Discorso chiuso, almeno per il momento. Portogallo, Grecia e Paesi Bassi ottengono il prolungamento del sistema attuale

Non ci sarebbero abbastanza ragioni, a detta degli Stati europei, per giustificare l’interruzione del cambio tra ora legale e ora solare. Con questa motivazione il Consiglio Ue ha deciso di non accogliere, almeno per il momento, la richiesta dei 4,6 milioni di europei che hanno partecipato alla consultazione indetta l’estate scorsa dalla Commissione, e di chiedere all'esecutivo comunitario un rinvio della decisione al 2021. La maggioranza dei partecipanti alla consultazione avevano chiesto l’abolizione del cambio orario e dunque l’autonomia di scelta in capo a ogni Paese membro dell’Ue.
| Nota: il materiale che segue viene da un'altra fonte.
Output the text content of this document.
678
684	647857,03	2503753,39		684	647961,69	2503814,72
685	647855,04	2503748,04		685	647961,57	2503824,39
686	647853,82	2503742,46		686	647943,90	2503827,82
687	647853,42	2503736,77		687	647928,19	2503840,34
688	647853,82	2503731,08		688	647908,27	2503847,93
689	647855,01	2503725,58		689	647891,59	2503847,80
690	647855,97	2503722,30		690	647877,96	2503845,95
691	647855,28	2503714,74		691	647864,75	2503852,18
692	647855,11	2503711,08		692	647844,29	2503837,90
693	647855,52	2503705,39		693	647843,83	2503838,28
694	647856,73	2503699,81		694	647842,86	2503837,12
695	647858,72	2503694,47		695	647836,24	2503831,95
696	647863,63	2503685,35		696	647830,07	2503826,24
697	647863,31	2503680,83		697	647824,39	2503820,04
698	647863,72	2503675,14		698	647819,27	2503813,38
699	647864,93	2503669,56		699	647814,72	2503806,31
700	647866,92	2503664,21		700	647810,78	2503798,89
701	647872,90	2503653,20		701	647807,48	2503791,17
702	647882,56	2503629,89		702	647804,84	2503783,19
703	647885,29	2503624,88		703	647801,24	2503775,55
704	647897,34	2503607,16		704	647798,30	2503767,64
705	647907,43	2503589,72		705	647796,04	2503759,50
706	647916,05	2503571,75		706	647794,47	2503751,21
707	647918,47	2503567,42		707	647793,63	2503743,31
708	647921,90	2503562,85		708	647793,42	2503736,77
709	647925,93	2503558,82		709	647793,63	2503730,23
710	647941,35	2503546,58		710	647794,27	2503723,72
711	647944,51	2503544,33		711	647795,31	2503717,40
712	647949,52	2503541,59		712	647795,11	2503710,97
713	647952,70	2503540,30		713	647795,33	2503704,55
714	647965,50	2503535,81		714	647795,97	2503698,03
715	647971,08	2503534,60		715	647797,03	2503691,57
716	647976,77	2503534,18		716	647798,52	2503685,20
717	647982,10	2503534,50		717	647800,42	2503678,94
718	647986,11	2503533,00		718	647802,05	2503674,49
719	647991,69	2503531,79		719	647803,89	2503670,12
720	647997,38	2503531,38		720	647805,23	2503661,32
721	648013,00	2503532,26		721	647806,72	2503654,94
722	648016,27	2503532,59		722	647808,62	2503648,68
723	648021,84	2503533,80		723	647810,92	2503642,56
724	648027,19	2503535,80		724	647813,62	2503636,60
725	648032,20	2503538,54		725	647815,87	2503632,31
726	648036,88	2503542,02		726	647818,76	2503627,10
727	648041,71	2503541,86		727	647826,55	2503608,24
Dopo una sintesi delle valutazioni fatte finora sull’opportunità o meno di cambiare il sistema in vigore in tutta Europa dal 1996, i rappresentanti dei governi hanno stabilito che “gli Stati membri hanno bisogno di più tempo per raggiungere una decisione finale in merito alla proposta”.  La paura dover spostare le lancette ogni volta che si passa da uno Stato all’altro dell’Unione ha certamente giocato un ruolo in questa richiesta di rinvio, considerato che la larga maggioranza dei Paesi Ue condivide lo stesso orario, il Central European Time. 
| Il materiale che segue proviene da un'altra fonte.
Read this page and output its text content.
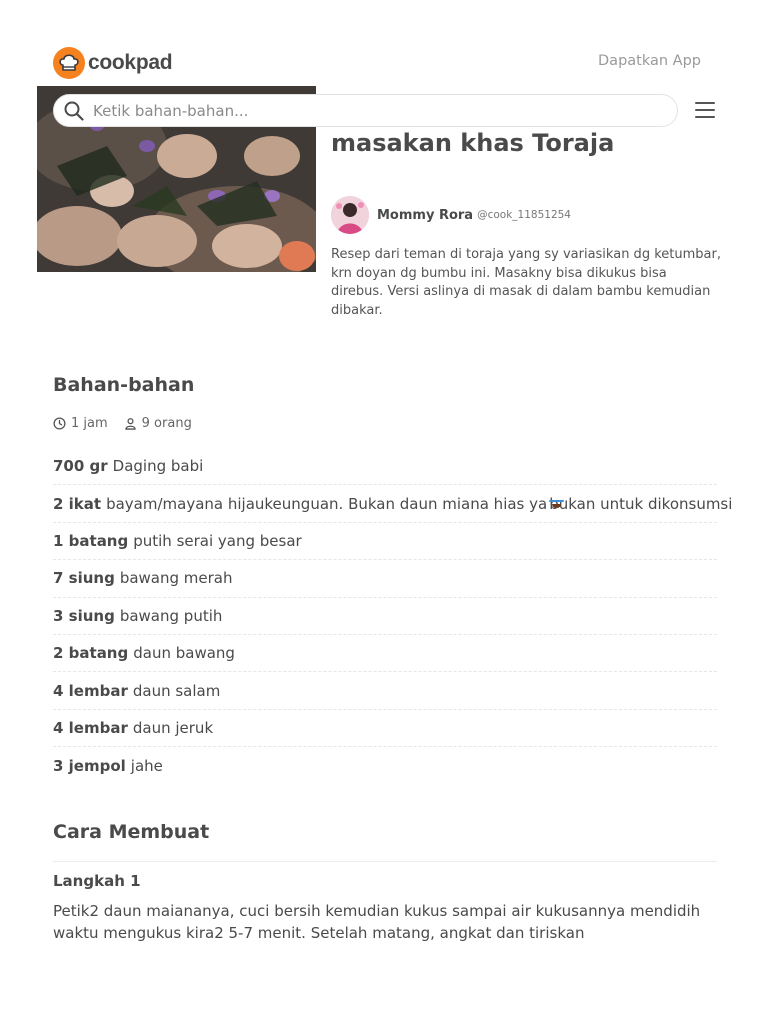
cookpad	Dapatkan App
Ketik bahan-bahan...
masakan khas Toraja
Mommy Rora @cook_11851254

Resep dari teman di toraja yang sy variasikan dg ketumbar, krn doyan dg bumbu ini. Masakny bisa dikukus bisa direbus. Versi aslinya di masak di dalam bambu kemudian dibakar.

Bahan-bahan
1 jam	9 orang
700 gr Daging babi
2 ikat bayam/mayana hijaukeunguan. Bukan daun miana hias ya bukan untuk dikonsumsi
1 batang putih serai yang besar
7 siung bawang merah
3 siung bawang putih
2 batang daun bawang
4 lembar daun salam
4 lembar daun jeruk
3 jempol jahe
Cara Membuat
Langkah 1

Petik2 daun maiananya, cuci bersih kemudian kukus sampai air kukusannya mendidih waktu mengukus kira2 5-7 menit. Setelah matang, angkat dan tiriskan
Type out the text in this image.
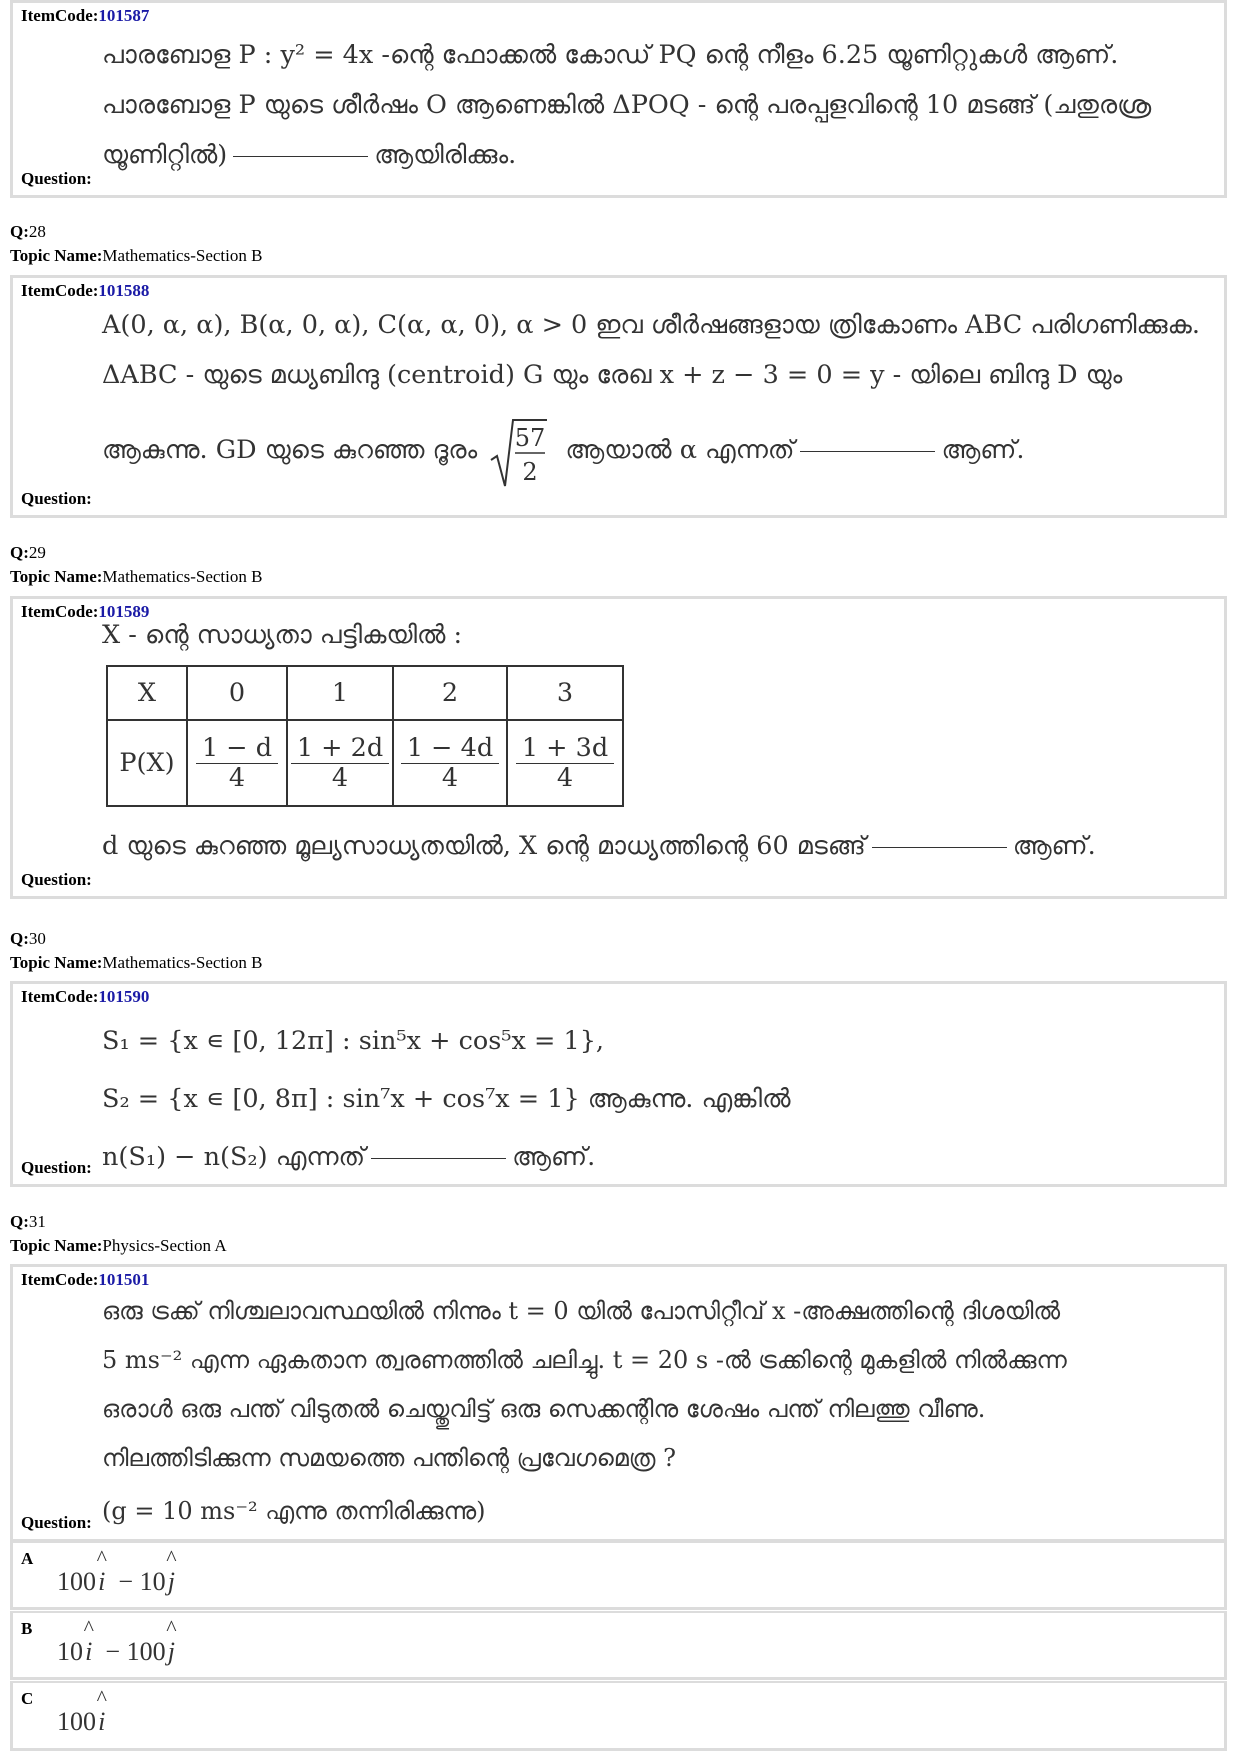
ItemCode:101587
പാരബോള P : y² = 4x -ന്റെ ഫോക്കൽ കോഡ് PQ ന്റെ നീളം 6.25 യൂണിറ്റുകൾ ആണ്.
പാരബോള P യുടെ ശീർഷം O ആണെങ്കിൽ ΔPOQ - ന്റെ പരപ്പളവിന്റെ 10 മടങ്ങ് (ചതുരശ്ര
യൂണിറ്റിൽ)	ആയിരിക്കും.
Question:
Q:28
Topic Name:Mathematics-Section B
ItemCode:101588
A(0, α, α), B(α, 0, α), C(α, α, 0), α > 0 ഇവ ശീർഷങ്ങളായ ത്രികോണം ABC പരിഗണിക്കുക.
ΔABC - യുടെ മധ്യബിന്ദു (centroid) G യും രേഖ x + z − 3 = 0 = y - യിലെ ബിന്ദു D യും
ആകുന്നു. GD യുടെ കുറഞ്ഞ ദൂരം 57
2
ആയാൽ α എന്നത്	ആണ്.
Question:
Q:29
Topic Name:Mathematics-Section B
ItemCode:101589
X - ന്റെ സാധ്യതാ പട്ടികയിൽ :
X	0	1	2	3
P(X)	$\frac{1 - d}{4}$	$\frac{1 + 2d}{4}$	$\frac{1 - 4d}{4}$	$\frac{1 + 3d}{4}$
d യുടെ കുറഞ്ഞ മൂല്യസാധ്യതയിൽ, X ന്റെ മാധ്യത്തിന്റെ 60 മടങ്ങ്	ആണ്.
Question:
Q:30
Topic Name:Mathematics-Section B
ItemCode:101590
S₁ = {x ∊ [0, 12π] : sin⁵x + cos⁵x = 1},
S₂ = {x ∊ [0, 8π] : sin⁷x + cos⁷x = 1} ആകുന്നു. എങ്കിൽ
n(S₁) − n(S₂) എന്നത്	ആണ്.
Question:
Q:31
Topic Name:Physics-Section A
ItemCode:101501
ഒരു ട്രക്ക് നിശ്ചലാവസ്ഥയിൽ നിന്നും t = 0 യിൽ പോസിറ്റീവ് x -അക്ഷത്തിന്റെ ദിശയിൽ
5 ms⁻² എന്ന ഏകതാന ത്വരണത്തിൽ ചലിച്ചു. t = 20 s -ൽ ട്രക്കിന്റെ മുകളിൽ നിൽക്കുന്ന
ഒരാൾ ഒരു പന്ത് വിടുതൽ ചെയ്തുവിട്ട് ഒരു സെക്കന്റിനു ശേഷം പന്ത് നിലത്തു വീണു.
നിലത്തിടിക്കുന്ന സമയത്തെ പന്തിന്റെ പ്രവേഗമെത്ര ?
(g = 10 ms⁻² എന്നു തന്നിരിക്കുന്നു)
Question:
A
100 ^ i − 10 ^ j
B
10 ^ i − 100 ^ j
C
100 ^ i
Il rinvio arriva in seguito alle pressioni di Paesi come Portogallo, Grecia e Paesi Bassi che hanno chiesto di mantenere il cambio tra ora legale e solare, oltre che di avere il tempo di valutare le ragioni a sostegno della fine dell’alternanza tra i due orari. I Paesi che sostengono il mantenimento del sistema attuale lo fanno “principalmente a causa della mancanza di prove plausibili riguardo ai possibili benefici che l'abolizione dei cambiamenti di orario potrebbe portare”, si legge nel documento del Consiglio diffuso nelle ultime ore. Paesi come la Finlandia e l’Estonia, data la loro posizione geografica e le ricadute negative del cambio orario, rimangono fortemente favorevoli al piano della Commissione di rottamare il sistema dell’alternanza tra ora legale e solare.